Genialidade é um adjetivo que cai bem a Roberto Menescal. Talvez, porém, generosidade seja o que melhor defina o compositor, arranjador e produtor musical capixaba, que encontrou, ainda moço, seu recanto pessoal e artístico no Rio de Janeiro. 

Um dos pais da Bossa Nova, foi na Cidade Maravilhosa que começou a participar das reuniões no apartamento de Nara Leão, na Avenida Atlântida, onde o movimento começou. A partir dali vieram não apenas “O Barquinho”, uma das músicas-ícone da turma de Copacabana, composta junto a Ronaldo Bôscoli, como também uma série de parcerias memoráveis da música brasileira, com nomes como Tom Jobim, Carlos Lyra, Vinicius de Moraes, Luiz Eça, Eumir Deodato, Wilson das Neves, Antônio Adolfo, João Donato, João Gilberto e Elis Regina. 

“Eu gosto de fazer coisas com os outros. Pessoas como Tom Jobim foram muito generosas comigo, então preciso devolver isso”, defende Menescal, que completou 80 anos de vida em 2017, quando a Bossa Nova registra seis décadas de história. Ativo como um garoto, em meio ao lançamento de três discos novos decidiu celebrar do jeito que gosta: no palco, com tocando com os amigos. 

Essa é a ideia do projeto “Dia de Luz, Festa de Sol – Roberto Menescal e a Bossa Nova”, série de quatro shows, cada um com diferentes convidados, que acontece entre esta quarta-feira (20) e sábado (23), no CCBB-BH. Abrindo a festa, Menescal recebe Danilo Caymmi e Wanda Sá, parceiros de décadas. Amanhã, o foco é no instrumental, com Léo Gandelman, Lula Galvão e Cris Delanno; enquanto, no sábado, se encontra com Toquinho e Sabrina Parlatore. Para fechar, divide palco com Marcos Valle e Fernanda Takai. 

“Marcos é um amigo antigo. Foi meu aluno de violão e seguimos juntos desde então. Já a Fernanda conheci de uns oito anos para cá e também tornou-se uma grande amiga. Aparentemente, não tínhamos tanta afinidade musical, mas, com a amizade, começamos a desenvolver trabalhos juntos”, afirma, lembrando o projeto “O Tom de Takai”, em que a cantora mineira interpreta canções de Jobim. 

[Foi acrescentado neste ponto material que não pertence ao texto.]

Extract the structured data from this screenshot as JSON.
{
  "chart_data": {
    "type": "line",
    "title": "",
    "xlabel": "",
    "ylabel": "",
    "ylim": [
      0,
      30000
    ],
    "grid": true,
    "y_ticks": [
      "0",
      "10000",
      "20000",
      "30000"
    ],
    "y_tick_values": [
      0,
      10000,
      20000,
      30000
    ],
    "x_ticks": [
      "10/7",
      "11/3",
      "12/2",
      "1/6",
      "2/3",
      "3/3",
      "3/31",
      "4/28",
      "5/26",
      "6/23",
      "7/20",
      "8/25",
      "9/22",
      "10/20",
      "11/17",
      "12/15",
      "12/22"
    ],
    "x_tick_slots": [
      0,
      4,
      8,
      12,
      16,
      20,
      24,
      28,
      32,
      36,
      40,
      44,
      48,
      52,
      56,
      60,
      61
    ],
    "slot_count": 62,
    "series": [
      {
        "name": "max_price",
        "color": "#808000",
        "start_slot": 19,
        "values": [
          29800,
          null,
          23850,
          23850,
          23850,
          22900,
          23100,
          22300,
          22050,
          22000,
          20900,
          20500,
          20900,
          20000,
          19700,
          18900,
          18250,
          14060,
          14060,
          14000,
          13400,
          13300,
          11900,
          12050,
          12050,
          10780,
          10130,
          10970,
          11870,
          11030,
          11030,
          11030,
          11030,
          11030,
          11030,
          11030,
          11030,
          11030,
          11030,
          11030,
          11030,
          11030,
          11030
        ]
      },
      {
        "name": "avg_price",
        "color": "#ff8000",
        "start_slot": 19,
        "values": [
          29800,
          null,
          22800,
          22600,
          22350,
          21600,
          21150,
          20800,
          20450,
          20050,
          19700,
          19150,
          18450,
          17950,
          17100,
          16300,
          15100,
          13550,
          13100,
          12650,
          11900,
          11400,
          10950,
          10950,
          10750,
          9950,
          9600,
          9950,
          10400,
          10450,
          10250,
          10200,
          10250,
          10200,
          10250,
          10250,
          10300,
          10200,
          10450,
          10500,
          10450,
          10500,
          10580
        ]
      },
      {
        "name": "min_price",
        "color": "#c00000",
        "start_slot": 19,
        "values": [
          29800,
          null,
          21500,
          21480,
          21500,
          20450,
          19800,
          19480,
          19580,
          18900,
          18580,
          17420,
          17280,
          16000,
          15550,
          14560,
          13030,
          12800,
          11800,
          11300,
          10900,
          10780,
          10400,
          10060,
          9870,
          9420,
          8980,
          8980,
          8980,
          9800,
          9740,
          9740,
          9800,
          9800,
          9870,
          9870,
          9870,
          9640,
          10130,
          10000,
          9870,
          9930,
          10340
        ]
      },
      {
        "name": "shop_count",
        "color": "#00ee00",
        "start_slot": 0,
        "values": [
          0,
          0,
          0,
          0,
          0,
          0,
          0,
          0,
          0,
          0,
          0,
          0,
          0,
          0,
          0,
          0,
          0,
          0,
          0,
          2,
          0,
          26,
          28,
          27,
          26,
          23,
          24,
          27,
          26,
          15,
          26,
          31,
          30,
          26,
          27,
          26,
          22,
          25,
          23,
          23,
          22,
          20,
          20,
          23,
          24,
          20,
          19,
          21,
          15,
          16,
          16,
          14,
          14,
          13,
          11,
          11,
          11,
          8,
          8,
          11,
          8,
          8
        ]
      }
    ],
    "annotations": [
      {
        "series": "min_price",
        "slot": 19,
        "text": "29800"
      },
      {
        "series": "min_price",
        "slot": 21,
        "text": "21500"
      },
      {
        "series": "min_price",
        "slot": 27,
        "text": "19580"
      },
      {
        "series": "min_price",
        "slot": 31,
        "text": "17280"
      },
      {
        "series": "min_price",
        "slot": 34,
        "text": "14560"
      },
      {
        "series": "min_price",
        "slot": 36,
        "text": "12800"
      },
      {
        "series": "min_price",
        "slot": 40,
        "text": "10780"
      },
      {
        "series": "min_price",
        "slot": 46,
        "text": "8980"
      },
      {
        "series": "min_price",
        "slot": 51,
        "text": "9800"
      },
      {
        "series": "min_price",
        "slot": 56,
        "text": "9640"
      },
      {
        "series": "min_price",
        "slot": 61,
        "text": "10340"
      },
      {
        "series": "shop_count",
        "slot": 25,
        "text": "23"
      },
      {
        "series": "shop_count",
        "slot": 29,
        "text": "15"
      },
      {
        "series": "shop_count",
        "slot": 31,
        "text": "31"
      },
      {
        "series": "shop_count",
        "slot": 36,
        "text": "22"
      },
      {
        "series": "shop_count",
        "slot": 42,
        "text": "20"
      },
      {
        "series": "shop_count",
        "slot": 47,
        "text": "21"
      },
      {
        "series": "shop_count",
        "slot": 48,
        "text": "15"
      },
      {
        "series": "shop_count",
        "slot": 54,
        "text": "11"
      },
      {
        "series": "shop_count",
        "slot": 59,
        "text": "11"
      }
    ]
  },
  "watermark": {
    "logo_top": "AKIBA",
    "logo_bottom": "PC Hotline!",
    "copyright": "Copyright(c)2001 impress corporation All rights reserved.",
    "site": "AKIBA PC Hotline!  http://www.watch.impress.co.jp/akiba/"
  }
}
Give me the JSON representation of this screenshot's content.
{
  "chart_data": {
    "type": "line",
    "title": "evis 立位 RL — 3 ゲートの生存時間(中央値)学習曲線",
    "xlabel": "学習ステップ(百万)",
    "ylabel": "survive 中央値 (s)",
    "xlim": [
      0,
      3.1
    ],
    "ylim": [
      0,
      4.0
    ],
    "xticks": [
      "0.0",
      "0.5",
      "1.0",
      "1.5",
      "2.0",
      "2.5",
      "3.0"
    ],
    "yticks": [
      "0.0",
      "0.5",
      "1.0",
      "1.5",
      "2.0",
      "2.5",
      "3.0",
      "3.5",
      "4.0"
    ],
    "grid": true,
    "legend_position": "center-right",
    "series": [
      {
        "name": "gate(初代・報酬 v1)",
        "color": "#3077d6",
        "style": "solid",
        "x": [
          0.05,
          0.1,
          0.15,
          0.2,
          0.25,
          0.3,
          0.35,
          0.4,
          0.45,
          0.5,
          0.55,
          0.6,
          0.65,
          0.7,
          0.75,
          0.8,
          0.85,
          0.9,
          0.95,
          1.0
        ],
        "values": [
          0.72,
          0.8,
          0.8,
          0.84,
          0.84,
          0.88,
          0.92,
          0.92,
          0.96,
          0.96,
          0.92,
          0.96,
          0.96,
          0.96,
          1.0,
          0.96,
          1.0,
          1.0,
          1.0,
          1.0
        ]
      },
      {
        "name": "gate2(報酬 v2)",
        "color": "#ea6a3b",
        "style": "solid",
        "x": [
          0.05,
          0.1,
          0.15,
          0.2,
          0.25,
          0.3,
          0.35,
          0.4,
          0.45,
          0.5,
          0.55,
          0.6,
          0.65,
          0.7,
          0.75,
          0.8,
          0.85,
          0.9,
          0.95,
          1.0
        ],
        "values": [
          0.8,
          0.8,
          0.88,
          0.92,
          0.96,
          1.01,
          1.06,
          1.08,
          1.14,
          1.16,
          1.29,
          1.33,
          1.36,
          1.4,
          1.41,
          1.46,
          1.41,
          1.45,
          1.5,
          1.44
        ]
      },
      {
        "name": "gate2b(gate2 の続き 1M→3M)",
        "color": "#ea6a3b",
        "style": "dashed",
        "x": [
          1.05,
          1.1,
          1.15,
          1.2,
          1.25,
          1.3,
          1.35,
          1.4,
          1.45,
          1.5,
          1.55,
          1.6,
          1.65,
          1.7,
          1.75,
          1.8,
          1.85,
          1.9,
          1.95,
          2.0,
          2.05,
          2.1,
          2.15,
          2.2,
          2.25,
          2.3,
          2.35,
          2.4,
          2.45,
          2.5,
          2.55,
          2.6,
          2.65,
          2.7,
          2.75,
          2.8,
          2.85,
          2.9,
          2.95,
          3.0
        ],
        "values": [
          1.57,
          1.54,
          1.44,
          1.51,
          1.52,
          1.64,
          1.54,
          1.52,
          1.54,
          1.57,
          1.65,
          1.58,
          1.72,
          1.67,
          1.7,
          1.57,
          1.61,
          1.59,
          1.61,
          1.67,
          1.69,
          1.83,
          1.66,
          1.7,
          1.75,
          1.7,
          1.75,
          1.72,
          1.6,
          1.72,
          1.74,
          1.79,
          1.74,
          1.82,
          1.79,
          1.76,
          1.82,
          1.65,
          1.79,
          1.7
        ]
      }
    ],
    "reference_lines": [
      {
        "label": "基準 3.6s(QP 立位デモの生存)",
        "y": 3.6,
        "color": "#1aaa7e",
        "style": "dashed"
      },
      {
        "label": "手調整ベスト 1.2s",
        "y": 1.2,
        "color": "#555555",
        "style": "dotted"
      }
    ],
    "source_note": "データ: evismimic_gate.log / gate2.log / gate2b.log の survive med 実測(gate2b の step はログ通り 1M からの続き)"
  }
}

Menescal conta que, apesar do aniversário, a ideia das apresentações é jogar luz sobre os convidados. “Não é um show meu, mas um momento em que levo pessoas que gosto apresentar seus repertórios de um jeito diferente. Uma variação na obra deles. Eu posso até sugerir, mas quem escolhe as músicas são eles”, afirma. “Mas, claro, cada show tem umas três, quatro músicas minhas. E sempre fecho com alguma de Tom Jobim, porque foi meu grande mestre e um dos artistas mais importantes do Brasil e do mundo”.

Para o músico, o legado da Bossa Nova reverbera. “É um movimento que seguiu um trajeto paralelo, que nunca teve apelo popular e que continua, por aí com shows cheios e novos registros”, diz, ressaltando que a música e as “antenas” atentas são culpadas por sua tamanha vivacidade. “Escolhi um rumo, quando jovem, e segui nele. É difícil acompanhar as mudanças e não perder o caminho. Me sinto feliz por ter conseguido”. 

Serviço: “Dia de Luz, Festa de Sol – Roberto Menescal e a Bossa Nova”. De quarta-feira (20) a sábado (23), sempre às 20h, no CCBB-BH (Praça da Liberdade, 450, Funcionários). Os ingressos custam R$ 20 (inteira) e R$ 10 (meia-entrada).